APBN 2026 CATATKAN DEFISIT RP135,7 TRILIUN PER FEBRUARI 2026

Menteri Keuangan Purbaya Yudhi Sadewa (kiri) didampingi Wakil Menkeu Juda Agung (tengah) dan Dirjen Strategi Ekonomi dan Fiskal Febrio Kacaribu menyampaikan paparan dalam Konferensi Pers APBN KiTA Edisi Maret 2026 di Jakarta, Rabu (11/3/2026). JaringBisnis/Yayus Yuswoprihanto

Jakarta, JaringBisnis. Menteri Keuangan Purbaya Yudhi Sadewa mengungkapkan Anggaran Pendapatan dan Belanja Negara (APBN) Tahun 2026 mencatatkan defisit 0,53 persen terhadap Produk Domestik Bruto (PDB) atau senilai Rp135,7 triliun per akhir Februari 2026 meski pendapatan negara meningkat sebesar 12,8 persen (year-on-year/yoy) menjadi Rp358 triliun, atau 11,4 persen dari target APBN sebesar Rp3.153,6 triliun.

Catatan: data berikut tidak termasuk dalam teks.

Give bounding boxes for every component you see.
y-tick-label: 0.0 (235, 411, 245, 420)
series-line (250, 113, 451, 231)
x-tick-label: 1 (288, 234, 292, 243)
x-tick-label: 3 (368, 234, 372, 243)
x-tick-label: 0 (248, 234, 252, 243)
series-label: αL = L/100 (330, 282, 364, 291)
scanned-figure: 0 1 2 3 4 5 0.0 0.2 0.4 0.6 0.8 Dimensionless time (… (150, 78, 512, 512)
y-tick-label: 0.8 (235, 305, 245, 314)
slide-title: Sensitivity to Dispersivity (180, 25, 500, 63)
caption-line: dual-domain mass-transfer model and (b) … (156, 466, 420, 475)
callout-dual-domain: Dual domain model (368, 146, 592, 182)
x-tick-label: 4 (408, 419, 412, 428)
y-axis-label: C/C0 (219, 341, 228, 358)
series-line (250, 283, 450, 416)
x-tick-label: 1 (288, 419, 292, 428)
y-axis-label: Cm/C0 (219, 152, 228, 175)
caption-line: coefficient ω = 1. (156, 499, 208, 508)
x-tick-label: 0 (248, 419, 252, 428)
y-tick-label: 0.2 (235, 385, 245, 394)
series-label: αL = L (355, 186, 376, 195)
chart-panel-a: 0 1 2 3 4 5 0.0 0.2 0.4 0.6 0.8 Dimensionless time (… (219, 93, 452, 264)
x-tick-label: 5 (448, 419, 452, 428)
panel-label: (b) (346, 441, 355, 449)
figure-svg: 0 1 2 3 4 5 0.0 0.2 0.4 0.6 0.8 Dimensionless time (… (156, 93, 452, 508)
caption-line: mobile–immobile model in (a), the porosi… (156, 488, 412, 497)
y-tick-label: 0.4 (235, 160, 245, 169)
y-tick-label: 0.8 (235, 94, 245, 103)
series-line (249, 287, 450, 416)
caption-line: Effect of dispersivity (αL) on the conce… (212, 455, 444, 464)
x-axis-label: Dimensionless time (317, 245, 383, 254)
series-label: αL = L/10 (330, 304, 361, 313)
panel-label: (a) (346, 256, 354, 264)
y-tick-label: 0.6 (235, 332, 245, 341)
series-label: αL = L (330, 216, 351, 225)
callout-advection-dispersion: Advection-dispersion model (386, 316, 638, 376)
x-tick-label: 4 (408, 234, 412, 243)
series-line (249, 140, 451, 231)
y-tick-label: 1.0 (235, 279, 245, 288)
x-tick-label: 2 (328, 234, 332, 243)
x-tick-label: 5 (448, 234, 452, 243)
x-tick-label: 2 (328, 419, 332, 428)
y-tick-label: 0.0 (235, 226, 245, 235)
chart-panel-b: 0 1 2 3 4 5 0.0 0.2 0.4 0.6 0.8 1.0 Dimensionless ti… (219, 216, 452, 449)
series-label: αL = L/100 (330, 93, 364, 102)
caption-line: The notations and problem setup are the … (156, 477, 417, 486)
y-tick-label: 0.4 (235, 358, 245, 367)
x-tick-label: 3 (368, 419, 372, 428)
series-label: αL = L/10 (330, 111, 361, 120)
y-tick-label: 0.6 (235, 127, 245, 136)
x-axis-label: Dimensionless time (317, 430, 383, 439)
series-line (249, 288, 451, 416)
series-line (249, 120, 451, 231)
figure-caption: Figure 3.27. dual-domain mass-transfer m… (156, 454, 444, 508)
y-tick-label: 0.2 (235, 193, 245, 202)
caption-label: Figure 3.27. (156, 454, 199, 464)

Kemenkeu juga mencatat penerimaan pajak bersih (netto) mencapai Rp245,1 triliun, tumbuh 30,4 persen secara tahunan (year-on-year/yoy), hingga akhir Februari 2026. Realisasi tersebut setara 10,4 persen dari target APBN 2026. Sementara itu, penerimaan dari sektor kepabeanan dan cukai tercatat sebesar Rp44,9 triliun atau sekitar 13,4 persen dari target, namun masih mengalami kontraksi 14,7 persen dibandingkan dengan periode yang sama tahun sebelumnya.

Pada kesempatan tersebut juga dipaparkan sejumlah risiko yang dapat dihadapi perekonomian Indonesia akibat eskalasi konflik antara Amerika Serikat (AS) dan Israel dengan Iran di kawasan Timur Tengah, salah satu risiko utama berasal dari potensi penutupan Selat Hormuz yang bisa mengganggu suplai energi global dan memicu lonjakan harga komoditas, khususnya minyak.

Hingga saat ini pemerintah belum memiliki rencana untuk melakukan revisi APBN 2026 meski perekonomian global diwarnai ketidakpastian imbas perang AS dan Iran. (JB/07/YAY).